Pada periode sahabat, dalam melakukan ijtihad untuk melahirkan hukum, pada hakikatnya para sahabat menggunakan ushul fiqh sebagai alat untuk berijtihad. Hanya saja, ushul fiqh yang mereka gunakan baru dalam bentuknya yang paling awal, dan belum banyak terungkap dalam rumusan-rumusan sebagaimana yang kita kenal sekarang.
Contoh cikal bakal ilmu ushul fiqh yang terdapat pada masa Rasulullah SAW dan masa sahabat, antara lain berkaitan dengan ketentuan urutan penggunaan sumber dan dalil hukum, sebagai bagian dari ushul fiqh, misalnya dapat dilihat dari informasi tentang dialog antara Rasulullah SAW dan Mu’az bin Jabal, ketika Rasulullah SAW mengutus Mu’az ke Yaman. 
“ketika Rasulullah SAW bermaksud mengutus Mu’az ke Yaman, beliau bertanya: “ bagaimana kamu memutuskan bila suatu kasus diajukan kepadamu? Ia menjawab: “saya akan putuskan berdasarkan kitab Allah” beliau bertanya lagi: “jika kamu tidak menemukannya dalam kitab Allah? ia menjawab: “ saya yakan putuskan berdasarkan sunah Rasulullah SAW ” beliau bertanya lagi: “jika kamu tidak menemukannya dalam kitab Allah maupun sunnah Rasulullah?Ia menjawab: “saya akan berijtihad, namun saya tidak akan ceroboh.” beliau berkata sambil menepuk dada Mu’az : “ segala puji bagi Allah yang telah memberikan taufiq utusan Rasulullah kepada apa yang di ridhai Rasul itu.”
Para sahabat Rasulullah SAW selain karena kedekatan mereka kepada Beliau,  mereka juga  menimba banyak pengalaman dari Beliau dan memahami secara mendalam pembentukan hukum Islam (tasyri’), juga karena mereka sendiri memiliki pengetahuan bahasa arab yang sangat baik. Dengan bekal pengalaman dan kemampuan tersebut, maka ketika Rasulullah SAW wafat mereka telah dapat melakukan ijtihad untuk mengatasi masalah kekosongan hukum atas peristiwa-peristiwa baru yang terjadi yang belum ada ketentuan hukumnya secara eksplisit dalam Alqur’an dan sunnah. Mereka juga tidak banyak mengalami kesulitan memahami ayat-ayat Alqur’an dan maksud sunnah untuk melakukan pengembangan hukum Islam, terutama melalui metode qiyas. 

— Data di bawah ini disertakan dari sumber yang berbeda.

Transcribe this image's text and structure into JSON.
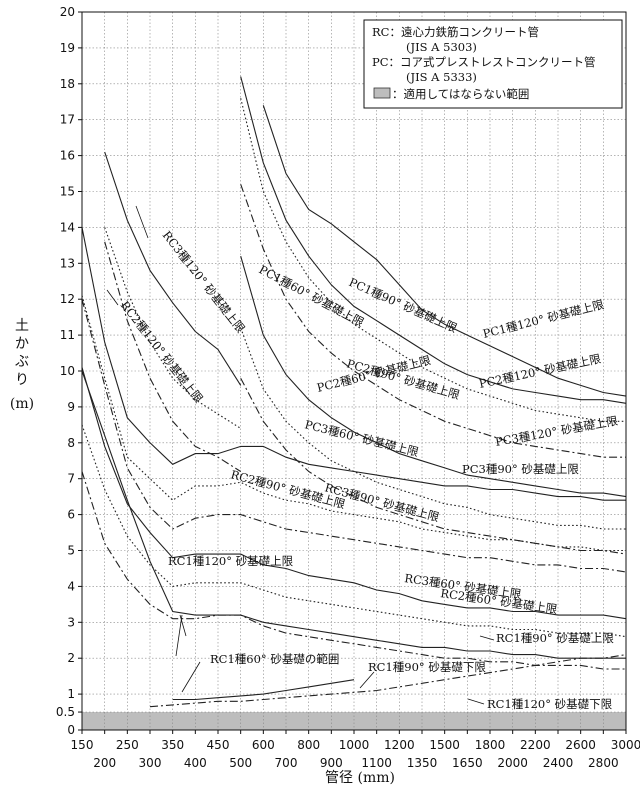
{
  "chart_data": {
    "type": "line",
    "ylabel_lines": [
      "土",
      "か",
      "ぶ",
      "り",
      "(m)"
    ],
    "xlabel": "管径 (mm)",
    "ylim": [
      0,
      20
    ],
    "yticks": [
      "0",
      "0.5",
      "1",
      "2",
      "3",
      "4",
      "5",
      "6",
      "7",
      "8",
      "9",
      "10",
      "11",
      "12",
      "13",
      "14",
      "15",
      "16",
      "17",
      "18",
      "19",
      "20"
    ],
    "ytick_values": [
      0,
      0.5,
      1,
      2,
      3,
      4,
      5,
      6,
      7,
      8,
      9,
      10,
      11,
      12,
      13,
      14,
      15,
      16,
      17,
      18,
      19,
      20
    ],
    "x_categories": [
      "150",
      "200",
      "250",
      "300",
      "350",
      "400",
      "450",
      "500",
      "600",
      "700",
      "800",
      "900",
      "1000",
      "1100",
      "1200",
      "1350",
      "1500",
      "1650",
      "1800",
      "2000",
      "2200",
      "2400",
      "2600",
      "2800",
      "3000"
    ],
    "x_label_row": [
      1,
      2,
      1,
      2,
      1,
      2,
      1,
      2,
      1,
      2,
      1,
      2,
      1,
      2,
      1,
      2,
      1,
      2,
      1,
      2,
      1,
      2,
      1,
      2,
      1
    ],
    "legend": {
      "rc_line1": "RC：遠心力鉄筋コンクリート管",
      "rc_line2": "(JIS A 5303)",
      "pc_line1": "PC：コア式プレストレストコンクリート管",
      "pc_line2": "(JIS A 5333)",
      "hatch_label": "：適用してはならない範囲"
    },
    "shaded_region": {
      "from": 0,
      "to": 0.5
    },
    "series": [
      {
        "start": 1,
        "style": "solid",
        "values": [
          16.1,
          14.2,
          12.8,
          11.9,
          11.1,
          10.6,
          9.6
        ]
      },
      {
        "start": 1,
        "style": "dotted",
        "values": [
          14.0,
          12.2,
          10.8,
          9.8,
          9.2,
          8.8,
          8.4
        ]
      },
      {
        "start": 1,
        "style": "dashdot",
        "values": [
          13.6,
          11.4,
          9.8,
          8.6,
          7.9,
          7.6,
          7.2
        ]
      },
      {
        "start": 0,
        "style": "solid",
        "values": [
          14.0,
          10.8,
          8.7,
          8.0,
          7.4,
          7.7,
          7.7,
          7.9,
          7.9,
          7.6,
          7.4,
          7.3,
          7.2,
          7.1,
          7.0,
          6.9,
          6.8,
          6.8,
          6.7,
          6.7,
          6.6,
          6.5,
          6.5,
          6.4,
          6.4
        ]
      },
      {
        "start": 0,
        "style": "dotted",
        "values": [
          12.1,
          9.8,
          7.6,
          7.0,
          6.4,
          6.8,
          6.8,
          6.9,
          6.6,
          6.4,
          6.3,
          6.1,
          6.0,
          5.9,
          5.8,
          5.6,
          5.5,
          5.4,
          5.3,
          5.3,
          5.2,
          5.1,
          5.1,
          5.0,
          5.0
        ]
      },
      {
        "start": 0,
        "style": "dashdot",
        "values": [
          12.0,
          9.6,
          7.3,
          6.2,
          5.6,
          5.9,
          6.0,
          6.0,
          5.8,
          5.6,
          5.5,
          5.4,
          5.3,
          5.2,
          5.1,
          5.0,
          4.9,
          4.8,
          4.8,
          4.7,
          4.6,
          4.6,
          4.5,
          4.5,
          4.4
        ]
      },
      {
        "start": 0,
        "style": "solid",
        "values": [
          10.1,
          7.9,
          6.3,
          5.5,
          4.8,
          4.9,
          4.9,
          4.9,
          4.6,
          4.5,
          4.3,
          4.2,
          4.1,
          3.9,
          3.8,
          3.6,
          3.5,
          3.4,
          3.4,
          3.3,
          3.3,
          3.2,
          3.2,
          3.2,
          3.1
        ]
      },
      {
        "start": 0,
        "style": "dotted",
        "values": [
          8.5,
          6.7,
          5.4,
          4.6,
          4.0,
          4.1,
          4.1,
          4.1,
          3.9,
          3.7,
          3.6,
          3.5,
          3.4,
          3.3,
          3.2,
          3.1,
          3.0,
          2.9,
          2.9,
          2.8,
          2.8,
          2.7,
          2.7,
          2.7,
          2.6
        ]
      },
      {
        "start": 0,
        "style": "dashdot",
        "values": [
          7.2,
          5.2,
          4.2,
          3.5,
          3.1,
          3.1,
          3.2,
          3.2,
          2.9,
          2.7,
          2.6,
          2.5,
          2.4,
          2.3,
          2.2,
          2.1,
          2.0,
          2.0,
          1.9,
          1.9,
          1.8,
          1.8,
          1.8,
          1.7,
          1.7
        ]
      },
      {
        "start": 0,
        "style": "solid",
        "values": [
          10.0,
          8.2,
          6.4,
          4.7,
          3.3,
          3.2,
          3.2,
          3.2,
          3.0,
          2.9,
          2.8,
          2.7,
          2.6,
          2.5,
          2.4,
          2.3,
          2.3,
          2.2,
          2.2,
          2.1,
          2.1,
          2.0,
          2.0,
          2.0,
          2.0
        ]
      },
      {
        "start": 4,
        "style": "solid",
        "values": [
          0.85,
          0.85,
          0.9,
          0.95,
          1.0,
          1.1,
          1.2,
          1.3,
          1.4
        ]
      },
      {
        "start": 3,
        "style": "dashdot",
        "values": [
          0.65,
          0.7,
          0.75,
          0.8,
          0.8,
          0.85,
          0.9,
          0.95,
          1.0,
          1.05,
          1.1,
          1.2,
          1.3,
          1.4,
          1.5,
          1.6,
          1.7,
          1.8,
          1.9,
          2.0,
          2.0,
          2.1
        ]
      },
      {
        "start": 7,
        "style": "solid",
        "values": [
          18.2,
          15.8,
          14.2,
          13.2,
          12.4,
          11.8,
          11.4,
          11.0,
          10.6,
          10.2,
          9.9,
          9.7,
          9.5,
          9.4,
          9.3,
          9.2,
          9.2,
          9.1
        ]
      },
      {
        "start": 8,
        "style": "solid",
        "values": [
          17.4,
          15.5,
          14.5,
          14.1,
          13.6,
          13.1,
          12.4,
          11.7,
          11.3,
          11.0,
          10.7,
          10.4,
          10.1,
          9.8,
          9.6,
          9.4,
          9.3
        ]
      },
      {
        "start": 7,
        "style": "dotted",
        "values": [
          17.6,
          15.0,
          13.6,
          12.6,
          11.9,
          11.3,
          10.9,
          10.5,
          10.1,
          9.8,
          9.5,
          9.3,
          9.1,
          8.9,
          8.8,
          8.7,
          8.6,
          8.6
        ]
      },
      {
        "start": 7,
        "style": "dashdot",
        "values": [
          15.2,
          13.4,
          12.0,
          11.1,
          10.5,
          10.0,
          9.6,
          9.2,
          8.9,
          8.6,
          8.4,
          8.2,
          8.0,
          7.9,
          7.8,
          7.7,
          7.6,
          7.6
        ]
      },
      {
        "start": 7,
        "style": "solid",
        "values": [
          13.2,
          11.0,
          9.9,
          9.2,
          8.7,
          8.3,
          8.0,
          7.7,
          7.5,
          7.3,
          7.1,
          7.0,
          6.9,
          6.8,
          6.7,
          6.6,
          6.6,
          6.5
        ]
      },
      {
        "start": 7,
        "style": "dotted",
        "values": [
          11.2,
          9.5,
          8.6,
          8.0,
          7.5,
          7.2,
          6.9,
          6.7,
          6.5,
          6.3,
          6.2,
          6.0,
          5.9,
          5.8,
          5.7,
          5.7,
          5.6,
          5.6
        ]
      },
      {
        "start": 7,
        "style": "dashdot",
        "values": [
          9.8,
          8.6,
          7.8,
          7.2,
          6.8,
          6.5,
          6.2,
          6.0,
          5.8,
          5.6,
          5.5,
          5.4,
          5.3,
          5.2,
          5.1,
          5.0,
          5.0,
          4.9
        ]
      }
    ],
    "annotations": [
      {
        "text": "RC3種120° 砂基礎上限",
        "rot": 52
      },
      {
        "text": "RC2種120° 砂基礎上限",
        "rot": 52
      },
      {
        "text": "RC2種90° 砂基礎上限",
        "rot": 15
      },
      {
        "text": "RC1種120° 砂基礎上限",
        "rot": 0
      },
      {
        "text": "RC1種60° 砂基礎の範囲",
        "rot": 0
      },
      {
        "text": "RC1種90° 砂基礎下限",
        "rot": 0
      },
      {
        "text": "RC1種120° 砂基礎下限",
        "rot": 0
      },
      {
        "text": "RC1種90° 砂基礎上限",
        "rot": 0
      },
      {
        "text": "RC3種90° 砂基礎上限",
        "rot": 15
      },
      {
        "text": "RC3種60° 砂基礎上限",
        "rot": 8
      },
      {
        "text": "RC2種60° 砂基礎上限",
        "rot": 8
      },
      {
        "text": "PC1種60° 砂基礎上限",
        "rot": 28
      },
      {
        "text": "PC1種90° 砂基礎上限",
        "rot": 24
      },
      {
        "text": "PC1種120° 砂基礎上限",
        "rot": -14
      },
      {
        "text": "PC2種90° 砂基礎上限",
        "rot": 16
      },
      {
        "text": "PC2種120° 砂基礎上限",
        "rot": -12
      },
      {
        "text": "PC2種60° 砂基礎上限",
        "rot": -14
      },
      {
        "text": "PC3種60° 砂基礎上限",
        "rot": 14
      },
      {
        "text": "PC3種120° 砂基礎上限",
        "rot": -10
      },
      {
        "text": "PC3種90° 砂基礎上限",
        "rot": 0
      }
    ]
  }
}
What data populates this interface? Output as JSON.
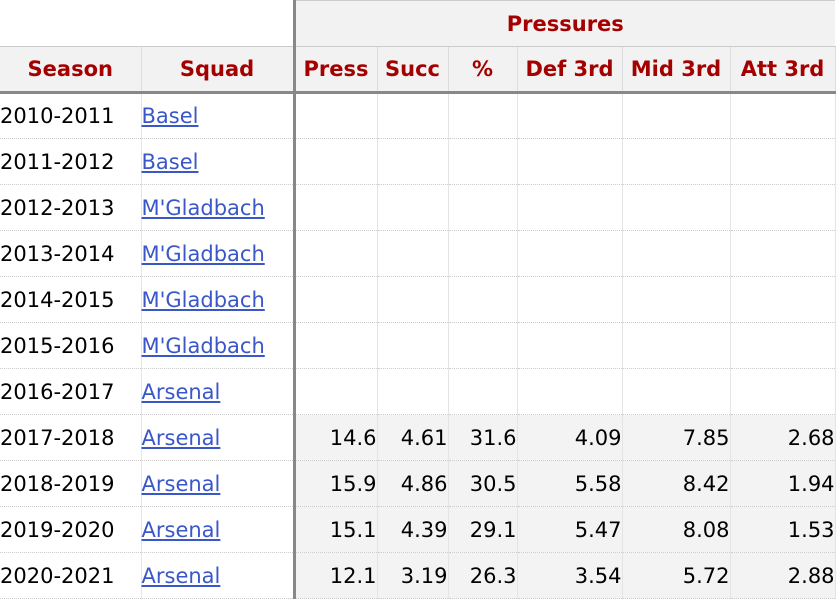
{
  "group_header": "Pressures",
  "columns": {
    "season": "Season",
    "squad": "Squad",
    "press": "Press",
    "succ": "Succ",
    "pct": "%",
    "def3": "Def 3rd",
    "mid3": "Mid 3rd",
    "att3": "Att 3rd"
  },
  "rows": [
    {
      "season": "2010-2011",
      "squad": "Basel",
      "press": "",
      "succ": "",
      "pct": "",
      "def3": "",
      "mid3": "",
      "att3": ""
    },
    {
      "season": "2011-2012",
      "squad": "Basel",
      "press": "",
      "succ": "",
      "pct": "",
      "def3": "",
      "mid3": "",
      "att3": ""
    },
    {
      "season": "2012-2013",
      "squad": "M'Gladbach",
      "press": "",
      "succ": "",
      "pct": "",
      "def3": "",
      "mid3": "",
      "att3": ""
    },
    {
      "season": "2013-2014",
      "squad": "M'Gladbach",
      "press": "",
      "succ": "",
      "pct": "",
      "def3": "",
      "mid3": "",
      "att3": ""
    },
    {
      "season": "2014-2015",
      "squad": "M'Gladbach",
      "press": "",
      "succ": "",
      "pct": "",
      "def3": "",
      "mid3": "",
      "att3": ""
    },
    {
      "season": "2015-2016",
      "squad": "M'Gladbach",
      "press": "",
      "succ": "",
      "pct": "",
      "def3": "",
      "mid3": "",
      "att3": ""
    },
    {
      "season": "2016-2017",
      "squad": "Arsenal",
      "press": "",
      "succ": "",
      "pct": "",
      "def3": "",
      "mid3": "",
      "att3": ""
    },
    {
      "season": "2017-2018",
      "squad": "Arsenal",
      "press": "14.6",
      "succ": "4.61",
      "pct": "31.6",
      "def3": "4.09",
      "mid3": "7.85",
      "att3": "2.68"
    },
    {
      "season": "2018-2019",
      "squad": "Arsenal",
      "press": "15.9",
      "succ": "4.86",
      "pct": "30.5",
      "def3": "5.58",
      "mid3": "8.42",
      "att3": "1.94"
    },
    {
      "season": "2019-2020",
      "squad": "Arsenal",
      "press": "15.1",
      "succ": "4.39",
      "pct": "29.1",
      "def3": "5.47",
      "mid3": "8.08",
      "att3": "1.53"
    },
    {
      "season": "2020-2021",
      "squad": "Arsenal",
      "press": "12.1",
      "succ": "3.19",
      "pct": "26.3",
      "def3": "3.54",
      "mid3": "5.72",
      "att3": "2.88"
    }
  ],
  "colors": {
    "header_text": "#a50000",
    "link": "#3957c8",
    "header_bg": "#f2f2f2",
    "shaded_bg": "#f3f3f3"
  }
}
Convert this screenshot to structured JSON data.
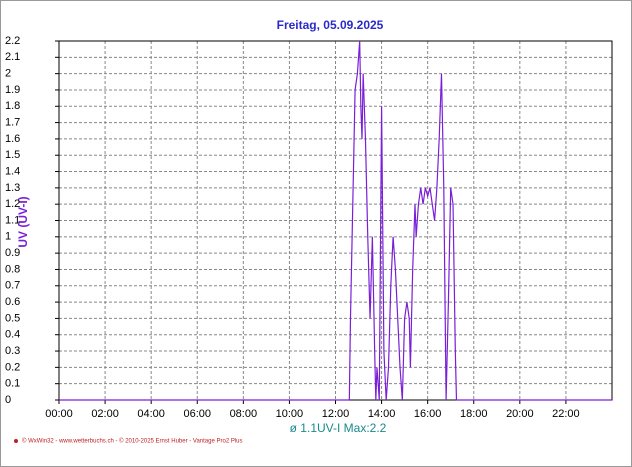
{
  "chart_data": {
    "type": "line",
    "title": "Freitag, 05.09.2025",
    "y_label": "UV  (UV-I)",
    "annotation": "ø 1.1UV-I  Max:2.2",
    "credit": "© WxWin32 - www.wetterbuchs.ch - © 2010-2025 Ernst Huber - Vantage Pro2 Plus",
    "x": [
      0,
      12.6,
      12.65,
      12.75,
      12.85,
      12.95,
      13.0,
      13.05,
      13.1,
      13.15,
      13.2,
      13.3,
      13.4,
      13.5,
      13.6,
      13.7,
      13.75,
      13.8,
      13.9,
      14.0,
      14.1,
      14.2,
      14.3,
      14.4,
      14.5,
      14.6,
      14.7,
      14.8,
      14.9,
      15.0,
      15.1,
      15.2,
      15.25,
      15.35,
      15.45,
      15.5,
      15.6,
      15.7,
      15.8,
      15.9,
      16.0,
      16.1,
      16.2,
      16.3,
      16.4,
      16.5,
      16.6,
      16.7,
      16.8,
      16.9,
      17.0,
      17.1,
      17.2,
      17.25,
      24
    ],
    "series": [
      {
        "name": "UV",
        "color": "#7a1fd8",
        "values": [
          0,
          0,
          0.5,
          1.2,
          1.9,
          2.0,
          2.1,
          2.2,
          1.8,
          1.6,
          2.0,
          1.6,
          1.0,
          0.5,
          1.0,
          0.3,
          0.0,
          0.2,
          0.0,
          1.8,
          0.3,
          0.0,
          0.2,
          0.7,
          1.0,
          0.8,
          0.5,
          0.2,
          0.0,
          0.5,
          0.6,
          0.5,
          0.2,
          0.8,
          1.2,
          1.0,
          1.2,
          1.3,
          1.2,
          1.3,
          1.25,
          1.3,
          1.2,
          1.1,
          1.3,
          1.6,
          2.0,
          1.3,
          0.0,
          0.6,
          1.3,
          1.2,
          0.3,
          0.0,
          0
        ]
      }
    ],
    "xlim": [
      0,
      24
    ],
    "xticks": [
      {
        "value": 0,
        "label": "00:00"
      },
      {
        "value": 2,
        "label": "02:00"
      },
      {
        "value": 4,
        "label": "04:00"
      },
      {
        "value": 6,
        "label": "06:00"
      },
      {
        "value": 8,
        "label": "08:00"
      },
      {
        "value": 10,
        "label": "10:00"
      },
      {
        "value": 12,
        "label": "12:00"
      },
      {
        "value": 14,
        "label": "14:00"
      },
      {
        "value": 16,
        "label": "16:00"
      },
      {
        "value": 18,
        "label": "18:00"
      },
      {
        "value": 20,
        "label": "20:00"
      },
      {
        "value": 22,
        "label": "22:00"
      }
    ],
    "ylim": [
      0,
      2.2
    ],
    "yticks": [
      0,
      0.1,
      0.2,
      0.3,
      0.4,
      0.5,
      0.6,
      0.7,
      0.8,
      0.9,
      1,
      1.1,
      1.2,
      1.3,
      1.4,
      1.5,
      1.6,
      1.7,
      1.8,
      1.9,
      2,
      2.1,
      2.2
    ],
    "grid": true
  }
}
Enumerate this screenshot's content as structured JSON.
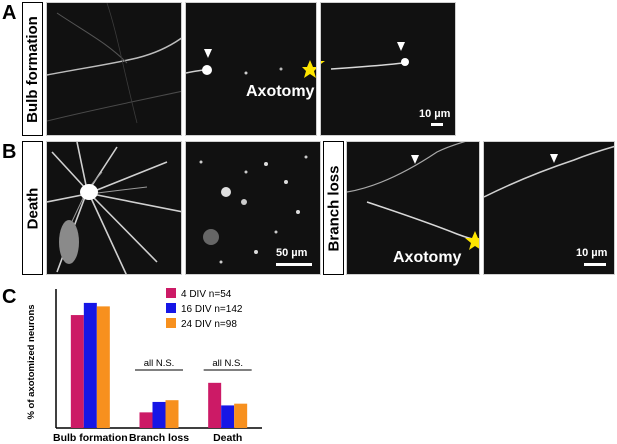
{
  "panels": {
    "a_letter": "A",
    "b_letter": "B",
    "c_letter": "C"
  },
  "row_labels": {
    "bulb_formation": "Bulb formation",
    "death": "Death",
    "branch_loss": "Branch loss"
  },
  "image_text": {
    "axotomy_a": "Axotomy",
    "axotomy_b": "Axotomy",
    "scale_a": "10 µm",
    "scale_b_death": "50 µm",
    "scale_b_branch": "10 µm"
  },
  "colors": {
    "series_4div": "#cc1a66",
    "series_16div": "#1616e6",
    "series_24div": "#f7901e",
    "star": "#ffe600",
    "arrowhead": "#ffffff"
  },
  "icons": {
    "star": "star-icon",
    "arrowhead": "arrowhead-icon"
  },
  "chart_data": {
    "type": "bar",
    "ylabel": "% of axotomized neurons",
    "categories": [
      "Bulb formation",
      "Branch loss",
      "Death"
    ],
    "series": [
      {
        "name": "4 DIV n=54",
        "values": [
          65,
          9,
          26
        ]
      },
      {
        "name": "16 DIV n=142",
        "values": [
          72,
          15,
          13
        ]
      },
      {
        "name": "24 DIV n=98",
        "values": [
          70,
          16,
          14
        ]
      }
    ],
    "annotations": [
      "all N.S.",
      "all N.S."
    ],
    "ylim": [
      0,
      80
    ],
    "grid": false,
    "legend_position": "top-right"
  }
}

Langkah-langkah yang ditempuh para sahabat apabila menghadapi persoalan hukum ialah menelusuri ayat-ayat Al qur’an yang berbicara tentang masalah tersebut. Apabila tidak ditemukan hukumnya dalam Al qur’an maka mereka mencarinya di dalam sunnah. Apabila di dalam sunnah pun tidak ditemukan barulah mereka berijtihad.  
3.   Pada Masa Tabi’in
Pada masa tabiin, tabi’ al-tabiin, dan para imam mujtahid kekuasaan Islam meluas ke daerah daerah yang di huni oleh orang-orang yang bukan berbahasa Arab atau bukan bangsa Arab, kondisi budayanya cukup berbeda-beda. Banyak di antara ulama yang bertebaran ke daerah-daerah tersebut dan tidak sedikit pula penduduk daerah tersebut yang masuk Islam. Semakin kompleksnya persoalan-persoalan hukum yang ketetapannya tidak di jumpai di dalam al-quran dan hadis. Karena itu ulama-ulama yang tinggal di daerah tersebut melakukan ijtihad, mencari ketetapan hukumnya berdasarkan penalaran mereka terhadap ayat-ayat Al-Quran dan hadis Nabi. Ditambah pula dengan pengaruh kemajuan ilmu pengetahuan dalam berbagai bidangnya pada masa itu, kegiatan ijtihad menjadi maju pesat. 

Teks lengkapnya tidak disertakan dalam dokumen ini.